As a talented scientist, animated with a constant passion for astronomy, Olivier Chesneau led pioneering works using visible and infrared long-baseline interferometry. Olivier used this technique to study disk formation around varied astrophysical objects, such as evolved massive stars, planetary nebulae, and novae. His foremost results include the study of the close environment of Eta Carinae and other massive stars, the first direct detection of disks in planetary nebulae, finding evidences of dust bipolar ejections by novae shortly after eruption, and the discovery of the largest yellow hypergiant star in the Milky Way. His results were often widely publicized through press releases from ESO and CNRS-INSU. The 2012 Michelson Prize of the International Astronomical Union and of Mount Wilson Institute was awarded to Olivier Chesneau for major contributions in stellar astrophysics made with long-baseline interferometry.
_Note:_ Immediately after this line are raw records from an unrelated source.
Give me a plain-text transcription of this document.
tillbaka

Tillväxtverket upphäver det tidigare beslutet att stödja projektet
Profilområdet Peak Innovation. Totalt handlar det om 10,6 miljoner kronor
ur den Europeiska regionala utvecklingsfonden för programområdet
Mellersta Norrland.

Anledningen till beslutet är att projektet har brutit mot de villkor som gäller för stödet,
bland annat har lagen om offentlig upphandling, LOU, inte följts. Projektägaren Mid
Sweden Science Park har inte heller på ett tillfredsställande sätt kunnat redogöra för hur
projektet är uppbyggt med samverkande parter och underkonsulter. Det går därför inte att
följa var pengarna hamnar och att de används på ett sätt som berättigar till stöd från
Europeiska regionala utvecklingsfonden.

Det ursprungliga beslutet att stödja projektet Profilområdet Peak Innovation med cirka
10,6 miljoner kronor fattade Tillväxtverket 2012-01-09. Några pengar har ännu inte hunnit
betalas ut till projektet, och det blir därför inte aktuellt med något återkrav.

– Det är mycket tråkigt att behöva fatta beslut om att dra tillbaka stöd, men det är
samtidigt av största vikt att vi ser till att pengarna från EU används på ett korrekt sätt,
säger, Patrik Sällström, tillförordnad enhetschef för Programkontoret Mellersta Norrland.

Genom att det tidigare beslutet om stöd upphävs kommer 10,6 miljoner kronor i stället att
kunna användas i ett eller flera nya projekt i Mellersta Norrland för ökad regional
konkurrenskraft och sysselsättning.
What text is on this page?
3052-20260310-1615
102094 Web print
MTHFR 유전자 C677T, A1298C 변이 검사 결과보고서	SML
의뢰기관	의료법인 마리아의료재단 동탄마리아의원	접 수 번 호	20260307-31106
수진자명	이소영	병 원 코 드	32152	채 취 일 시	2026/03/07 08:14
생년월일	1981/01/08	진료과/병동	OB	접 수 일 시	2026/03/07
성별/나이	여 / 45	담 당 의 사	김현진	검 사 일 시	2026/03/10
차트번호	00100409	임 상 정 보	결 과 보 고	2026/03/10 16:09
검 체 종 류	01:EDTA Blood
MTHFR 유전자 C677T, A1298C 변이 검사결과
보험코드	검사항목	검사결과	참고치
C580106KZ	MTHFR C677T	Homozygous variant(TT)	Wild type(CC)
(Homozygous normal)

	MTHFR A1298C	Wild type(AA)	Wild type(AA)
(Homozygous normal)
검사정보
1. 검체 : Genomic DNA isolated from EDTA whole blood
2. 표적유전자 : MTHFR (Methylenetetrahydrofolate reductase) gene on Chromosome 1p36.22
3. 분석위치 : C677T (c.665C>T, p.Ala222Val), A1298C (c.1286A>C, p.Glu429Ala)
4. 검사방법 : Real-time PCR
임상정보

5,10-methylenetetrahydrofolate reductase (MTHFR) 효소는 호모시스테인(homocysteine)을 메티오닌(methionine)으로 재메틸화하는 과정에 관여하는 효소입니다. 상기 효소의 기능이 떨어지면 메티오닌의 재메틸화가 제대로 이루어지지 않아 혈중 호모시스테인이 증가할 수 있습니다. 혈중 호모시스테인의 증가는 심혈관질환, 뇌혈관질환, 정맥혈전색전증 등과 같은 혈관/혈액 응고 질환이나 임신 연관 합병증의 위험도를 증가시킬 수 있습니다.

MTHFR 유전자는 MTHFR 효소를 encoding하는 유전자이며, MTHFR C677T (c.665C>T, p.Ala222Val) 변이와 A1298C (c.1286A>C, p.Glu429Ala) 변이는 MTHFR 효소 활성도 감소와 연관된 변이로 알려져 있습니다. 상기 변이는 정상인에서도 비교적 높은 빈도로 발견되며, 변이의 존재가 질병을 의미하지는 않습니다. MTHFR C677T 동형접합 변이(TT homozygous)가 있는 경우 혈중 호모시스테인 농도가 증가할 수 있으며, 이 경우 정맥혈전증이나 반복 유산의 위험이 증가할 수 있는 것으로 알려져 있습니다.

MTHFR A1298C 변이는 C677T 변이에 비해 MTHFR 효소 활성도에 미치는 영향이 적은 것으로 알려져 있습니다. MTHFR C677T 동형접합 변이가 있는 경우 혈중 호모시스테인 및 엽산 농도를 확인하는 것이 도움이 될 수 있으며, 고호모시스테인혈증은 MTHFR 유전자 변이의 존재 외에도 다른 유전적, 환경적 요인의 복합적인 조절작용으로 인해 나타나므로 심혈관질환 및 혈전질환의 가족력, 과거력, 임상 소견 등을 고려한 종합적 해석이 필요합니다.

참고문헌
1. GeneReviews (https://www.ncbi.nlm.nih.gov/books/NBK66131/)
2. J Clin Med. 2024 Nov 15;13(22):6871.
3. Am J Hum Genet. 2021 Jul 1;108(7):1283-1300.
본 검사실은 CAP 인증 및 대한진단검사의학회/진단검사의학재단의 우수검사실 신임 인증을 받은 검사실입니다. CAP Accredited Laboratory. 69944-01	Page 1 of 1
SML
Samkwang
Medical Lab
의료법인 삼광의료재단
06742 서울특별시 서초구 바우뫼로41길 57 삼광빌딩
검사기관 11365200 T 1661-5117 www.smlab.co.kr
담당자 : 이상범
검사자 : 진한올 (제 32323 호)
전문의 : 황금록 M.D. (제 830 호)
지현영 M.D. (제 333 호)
During his whole career, Olivier shared his passion and expert knowledge by teaching astronomy, in supervising and helping, but mainly in motivating many young students, postdocs and scientists. He contributed notably to ESO VLTI through his involvement in the MIDI instrument and through many observing programs with AMBER. He contributed also to the VEGA instrument at the CHARA interferometer at Mount Wilson, providing many insights in the astrophysical analysis of complex interferometric data. He was preparing, with the MATISSE consortium, the second-generation instrumentation for the VLTI that will feed future international research. He was also working in the Jean-Mariotti Center (JMMC) as PI of the Calibration Group. Followers of the “Methode Chesneau” – enthusiasm, curiosity, and passion – will without doubt perpetuate his pioneering approaches. He organized the VLTI school in Porquerolles in April 2010, was a co-organizer of the interferometry school in Barcelonnette in Fall 2013, and of the 2012 Week of the French Society for Astronomy and Astrophysics. Olivier was also the science council chairman of the CNRS-INSU committee on high angular resolution astronomy (ASHRA), and part of the VLT SPHERE GTO program that was devoted to “Other Science”, i.e. on topics that are not directly related to exoplanet and protoplanetary disk observations.
Everyone who knew Olivier will remember his rich human qualities, his expert scientific abilities, and his continuous and infectious passion for scientific research.